私はもともと工学部出身でコンピュータプログラムの基礎教養は習ってきましたので、AIとの対戦やAIプログラム研究は違和感なく取り入れております。函館未来大学の松原仁先生(人工知能学会の前会長)の研究室の実験協力もしました。(指導碁におけるコミュニケーションの研究とのこと。)最近は教室の生徒にもAI対戦ソフトを貸したり贈ったりして、生徒の中にはAIとの対戦を練習に取り入れる子も出始めております。
現在市販のPC用AI囲碁対戦ソフトでは、天頂の囲碁バージョン6がアマチュア七段くらい、銀星最新版がそれよりやや強いというか、人間の感覚に近いという評価で、PC用AI囲碁はとても強いです。天頂の囲碁は昨年のコンピュータ囲碁大会で世界一になった日本製DEEP-ZEN碁の市販版ですが、今年は中国製の絶芸が世界一になりました。銀星はこの絶芸の簡易版です。

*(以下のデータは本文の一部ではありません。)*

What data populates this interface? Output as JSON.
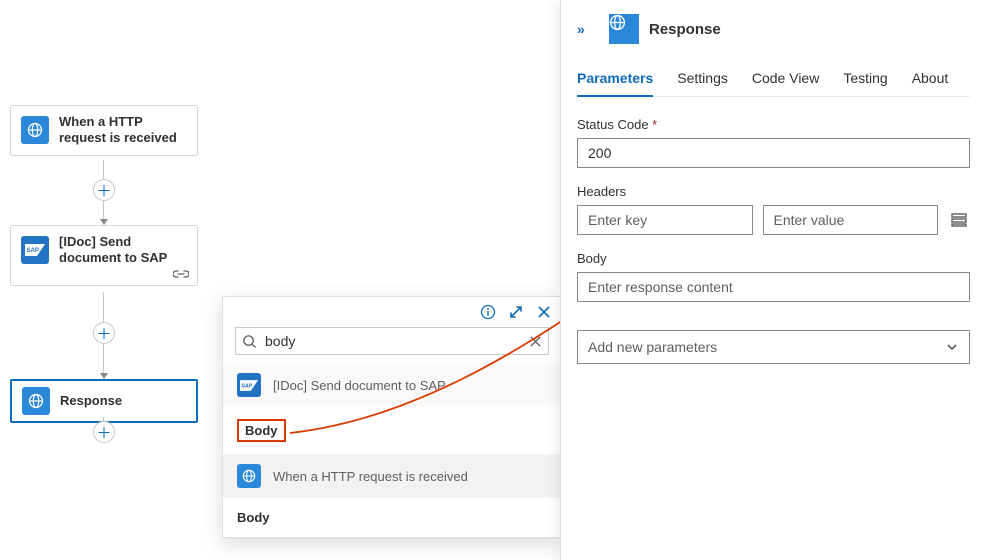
{
  "canvas": {
    "node_trigger": "When a HTTP request is received",
    "node_sap": "[IDoc] Send document to SAP",
    "node_response": "Response"
  },
  "popup": {
    "search_value": "body",
    "group_sap": "[IDoc] Send document to SAP",
    "item_body": "Body",
    "group_trigger": "When a HTTP request is received",
    "item_body2": "Body"
  },
  "panel": {
    "title": "Response",
    "tabs": {
      "parameters": "Parameters",
      "settings": "Settings",
      "code": "Code View",
      "testing": "Testing",
      "about": "About"
    },
    "fields": {
      "status_label": "Status Code",
      "status_value": "200",
      "headers_label": "Headers",
      "headers_key_ph": "Enter key",
      "headers_val_ph": "Enter value",
      "body_label": "Body",
      "body_ph": "Enter response content",
      "add_param": "Add new parameters"
    }
  }
}
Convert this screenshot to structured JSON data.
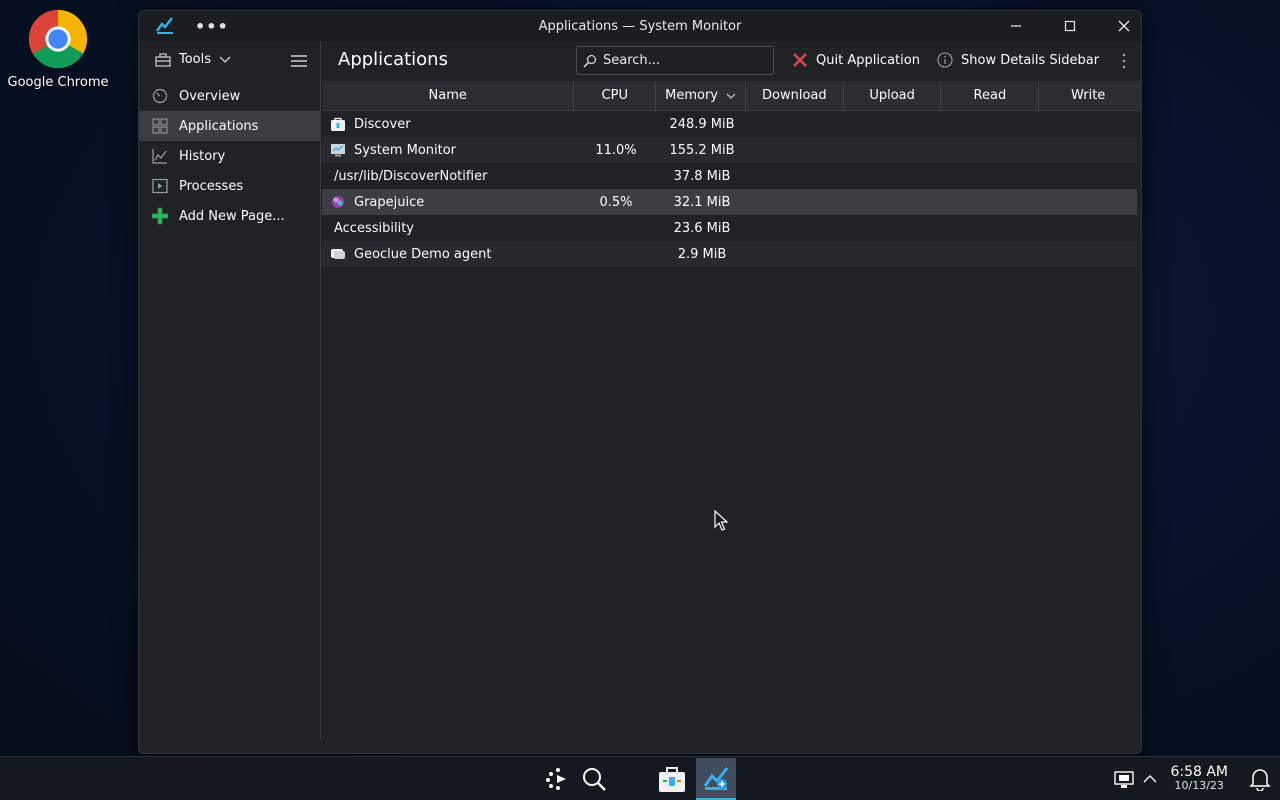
{
  "desktop": {
    "icons": [
      {
        "label": "Google Chrome",
        "icon": "chrome-icon"
      }
    ]
  },
  "window": {
    "title": "Applications — System Monitor",
    "menu_icon": "more-horizontal-icon",
    "controls": {
      "minimize": "minimize-icon",
      "maximize": "maximize-icon",
      "close": "close-icon"
    }
  },
  "sidebar": {
    "tools_label": "Tools",
    "items": [
      {
        "label": "Overview",
        "icon": "gauge-icon",
        "active": false
      },
      {
        "label": "Applications",
        "icon": "grid-icon",
        "active": true
      },
      {
        "label": "History",
        "icon": "chart-line-icon",
        "active": false
      },
      {
        "label": "Processes",
        "icon": "terminal-icon",
        "active": false
      },
      {
        "label": "Add New Page...",
        "icon": "plus-icon",
        "active": false
      }
    ]
  },
  "main": {
    "page_title": "Applications",
    "search": {
      "placeholder": "Search...",
      "value": ""
    },
    "quit_label": "Quit Application",
    "details_label": "Show Details Sidebar",
    "columns": [
      "Name",
      "CPU",
      "Memory",
      "Download",
      "Upload",
      "Read",
      "Write"
    ],
    "sort_column": "Memory",
    "rows": [
      {
        "name": "Discover",
        "icon": "discover-icon",
        "cpu": "",
        "memory": "248.9 MiB",
        "download": "",
        "upload": "",
        "read": "",
        "write": ""
      },
      {
        "name": "System Monitor",
        "icon": "system-monitor-icon",
        "cpu": "11.0%",
        "memory": "155.2 MiB",
        "download": "",
        "upload": "",
        "read": "",
        "write": ""
      },
      {
        "name": "/usr/lib/DiscoverNotifier",
        "icon": "",
        "cpu": "",
        "memory": "37.8 MiB",
        "download": "",
        "upload": "",
        "read": "",
        "write": ""
      },
      {
        "name": "Grapejuice",
        "icon": "grapejuice-icon",
        "cpu": "0.5%",
        "memory": "32.1 MiB",
        "download": "",
        "upload": "",
        "read": "",
        "write": ""
      },
      {
        "name": "Accessibility",
        "icon": "",
        "cpu": "",
        "memory": "23.6 MiB",
        "download": "",
        "upload": "",
        "read": "",
        "write": ""
      },
      {
        "name": "Geoclue Demo agent",
        "icon": "geoclue-icon",
        "cpu": "",
        "memory": "2.9 MiB",
        "download": "",
        "upload": "",
        "read": "",
        "write": ""
      }
    ]
  },
  "taskbar": {
    "icons": [
      "app-launcher-icon",
      "search-icon",
      "discover-icon",
      "system-monitor-icon"
    ],
    "clock": {
      "time": "6:58 AM",
      "date": "10/13/23"
    },
    "tray": [
      "display-icon",
      "chevron-up-icon",
      "bell-icon"
    ]
  },
  "colors": {
    "accent": "#3daee9",
    "window_bg": "#202326",
    "selection": "#3b3f44",
    "quit_red": "#da4453",
    "add_green": "#27ae60"
  }
}
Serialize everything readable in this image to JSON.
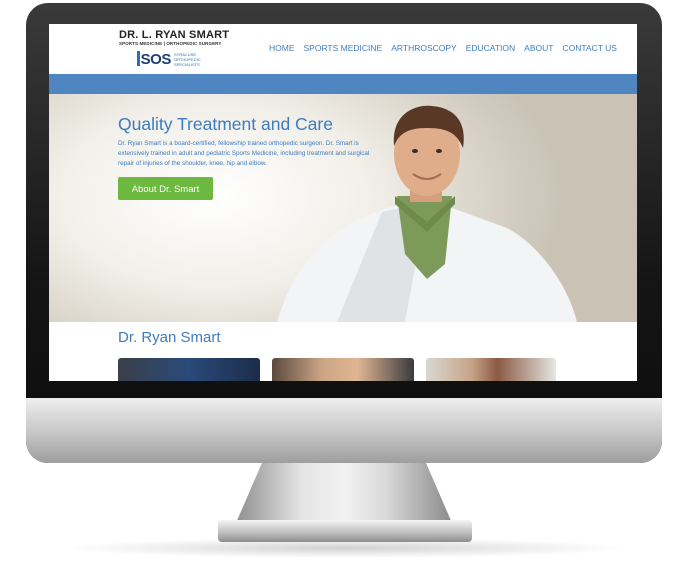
{
  "site": {
    "logo_name": "DR. L. RYAN SMART",
    "logo_subtitle": "SPORTS MEDICINE | ORTHOPEDIC SURGERY",
    "logo_sos": "SOS",
    "logo_sos_text": "SYRACUSE ORTHOPEDIC SPECIALISTS"
  },
  "nav": {
    "items": [
      {
        "label": "HOME"
      },
      {
        "label": "SPORTS MEDICINE"
      },
      {
        "label": "ARTHROSCOPY"
      },
      {
        "label": "EDUCATION"
      },
      {
        "label": "ABOUT"
      },
      {
        "label": "CONTACT US"
      }
    ]
  },
  "hero": {
    "title": "Quality Treatment and Care",
    "text": "Dr. Ryan Smart is a board-certified, fellowship trained orthopedic surgeon. Dr. Smart is extensively trained in adult and pediatric Sports Medicine, including treatment and surgical repair of injuries of the shoulder, knee, hip and elbow.",
    "button_label": "About Dr. Smart"
  },
  "section": {
    "title": "Dr. Ryan Smart"
  },
  "colors": {
    "accent_blue": "#3d7cc0",
    "band_blue": "#4f86c2",
    "button_green": "#6db83e"
  }
}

つまりは、AI囲碁の大会では、中国対日本の壮絶な競争となっております。欧米ではCrazy Stoneが2014年世界一になっていますし、Facebook社も参入予定だそうです。それを遥かに凌駕するところに米国グーグル社のAI囲碁であるAlpha碁があるわけなんですが、もともとは囲碁専用ではなくして、自動運転など多用途のプログラムの実験として囲碁対局を試みたものですから、PC版の囲碁対局汎用品を出す予定もなく、また世界No.1の棋士を4連勝で破ったり、世界のトップ棋士たちに60連勝したりしたものですから、これ以上のプロ棋士との対戦イベントはしないそうです。ちなみにAlpha碁で使用するコンピュータの台数は一般ビルの3〜4フロアー分くらいになるそうですから、PC用市販版の規模とは違います。

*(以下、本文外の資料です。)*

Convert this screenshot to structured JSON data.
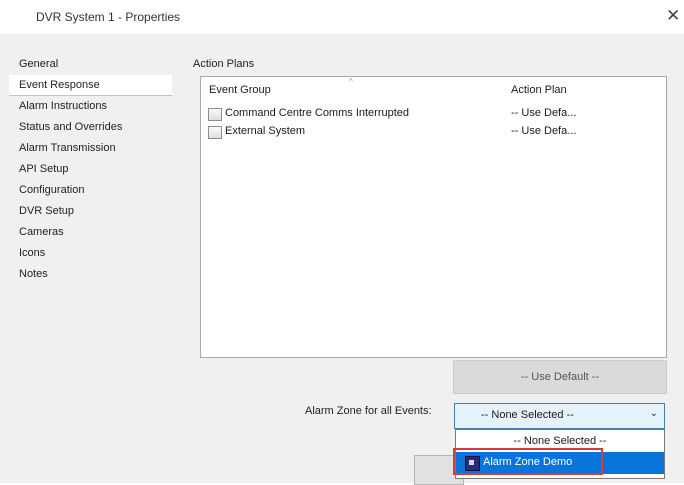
{
  "window": {
    "title": "DVR System 1 - Properties",
    "close_glyph": "✕"
  },
  "sidebar": {
    "items": [
      {
        "label": "General"
      },
      {
        "label": "Event Response"
      },
      {
        "label": "Alarm Instructions"
      },
      {
        "label": "Status and Overrides"
      },
      {
        "label": "Alarm Transmission"
      },
      {
        "label": "API Setup"
      },
      {
        "label": "Configuration"
      },
      {
        "label": "DVR Setup"
      },
      {
        "label": "Cameras"
      },
      {
        "label": "Icons"
      },
      {
        "label": "Notes"
      }
    ]
  },
  "action_plans": {
    "group_label": "Action Plans",
    "columns": [
      "Event Group",
      "Action Plan"
    ],
    "rows": [
      {
        "event_group": "Command Centre Comms Interrupted",
        "action_plan": "-- Use Defa..."
      },
      {
        "event_group": "External System",
        "action_plan": "-- Use Defa..."
      }
    ],
    "use_default_button": "-- Use Default --"
  },
  "alarm_zone": {
    "label": "Alarm Zone for all Events:",
    "selected": "-- None Selected --",
    "options": [
      "-- None Selected --",
      "Alarm Zone Demo"
    ],
    "highlighted_option": "Alarm Zone Demo"
  },
  "colors": {
    "accent": "#0a74da",
    "highlight_border": "#d93a3a"
  }
}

さて、私と天頂の囲碁6との対局棋譜ですが、昨日、ついに互先にて勝利しましたので、記念に掲載致します。最初は3子で勝つことから始めて、2子でも勝てるようになり、先週についに先で勝ちました。互先では負ける目数を減らす戦法を見出す研究に没頭しました。対局を繰り返す中で、コンピュータの布石を色々試して形勢判断を繰り返し、あるいはコンピュータの大石を取ったりして(天頂の囲碁は時々大石が死ぬ弱点があります)、ついに勝利に至りました。紹介した棋譜では、最後に大石がコウになりましたが、ここをコンピュータが守ったとしても黒の私が10目ほど勝って終了します。つまりは、市販のPC用AI囲碁はクセがあるということです。Alpha碁にもクセや弱点があると言われていますが、こちらが研究するとあちらはケタ違いに早く学習しますので、弱点を見出して一回だけ勝つということができるかどうかは、かなり難しいように感じております。

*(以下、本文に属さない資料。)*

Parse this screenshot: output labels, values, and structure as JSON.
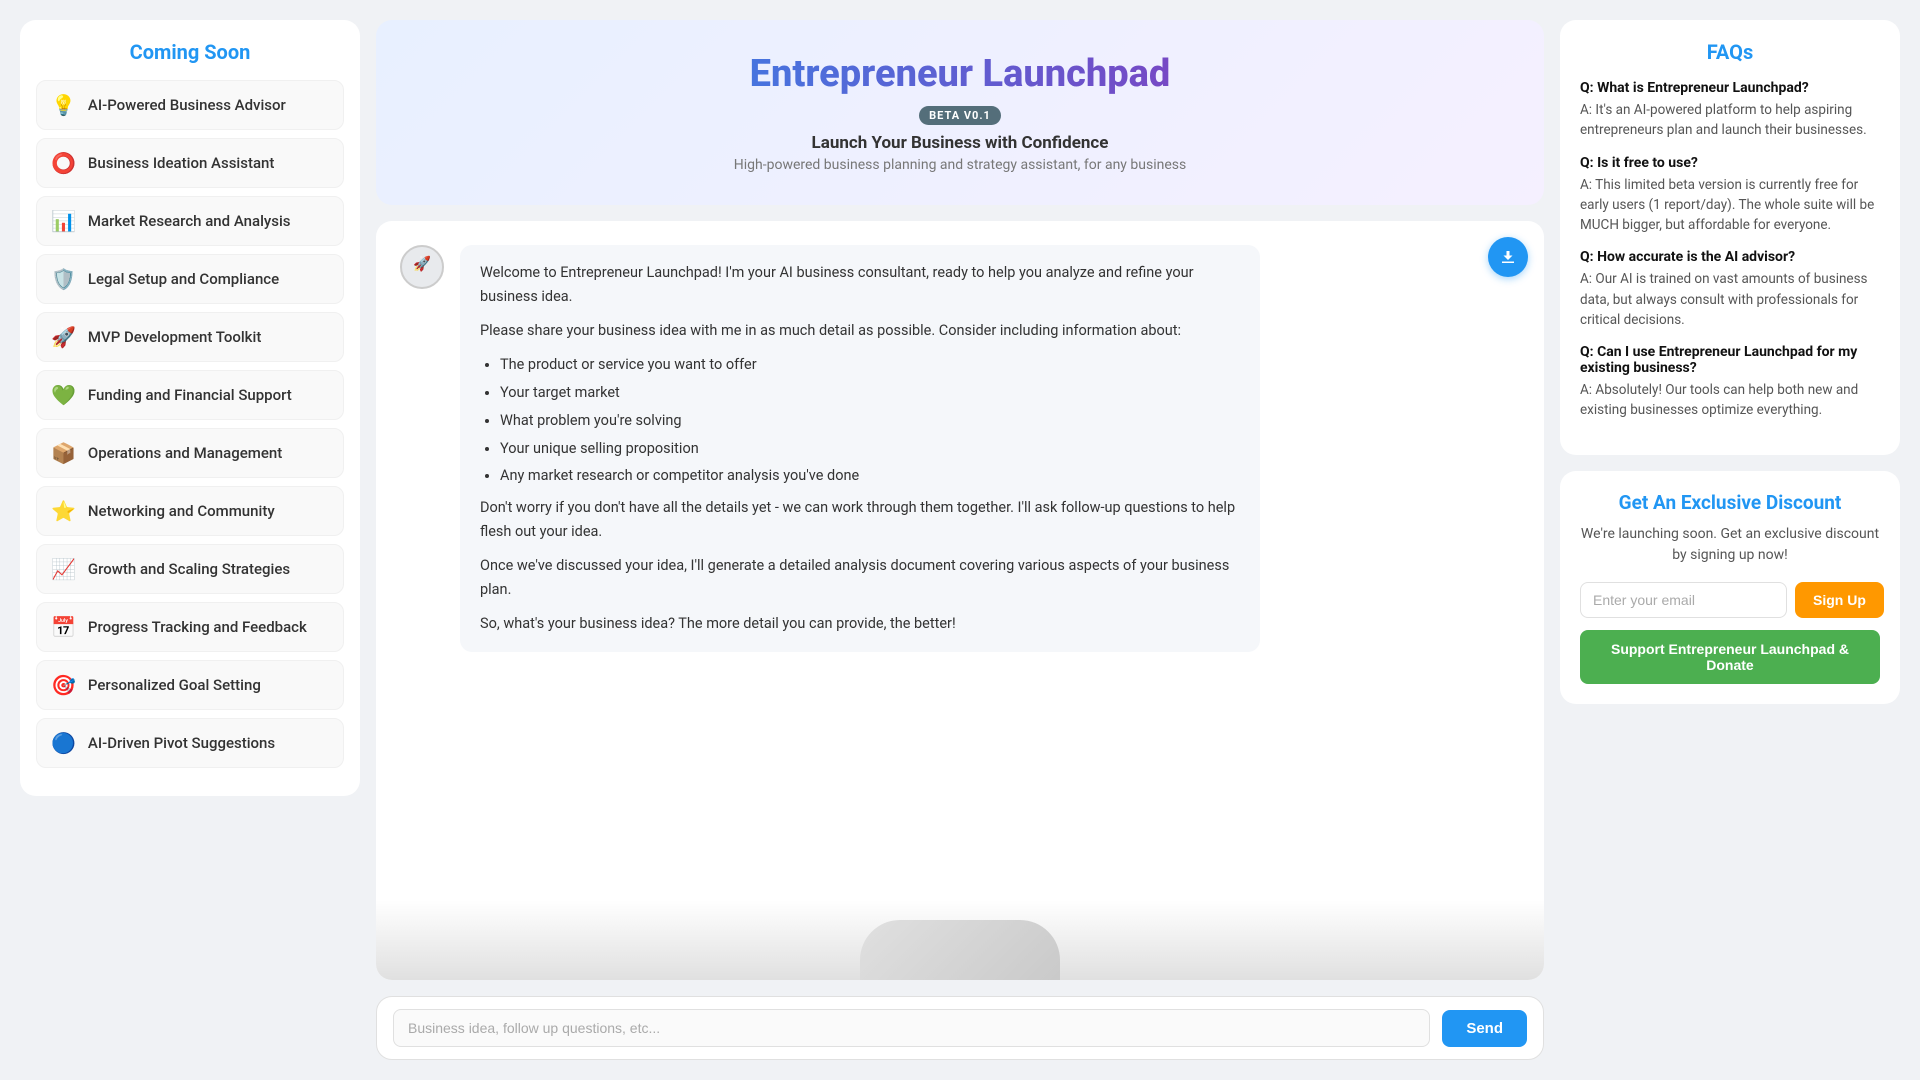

つまりは、これからはAIからどう習うかというスタンスに変わるように感じております。もちろん、今の段階では反論も多々あるというか、むしろAI囲碁を上手に活用できる人はごく少数です。生徒の父兄からは、「良い人間関係を作り、人生を学ぶために囲碁を習わしているのに、なぜ子供が機械と対局する必要があるのですか?」、「家でTVゲームばかりしているからこそ、囲碁で人間同士で打たせたいんですよ。機械とやるんじゃ囲碁やる意味がないですよ。」という素朴な疑問を投げかけられることが多く、「その通りですね。」と言うしかありません。したがって、AIと人間の関係を模索して新しい道筋を創り出せるかどうか、それは多くはコミュニケーションのあり方かな、ということだと感じおります。
とにもかくにも、最強者を競うならばコンピュータに人間(プロ棋士といえども)が負ける時代になってしまった以上、プロであろうとアマであろうと、大学生であろうと小中高学生であろうと、最強者を競う競技大会では、コンピュータから教わった生徒が勝ってしまうという「藤井聡現象」が起きることは必定と考えられます。このことをどう捉えるかは、教育や育児の在り方とも関わりますので、まだまだ結論の出ない試行錯誤が続くと思います。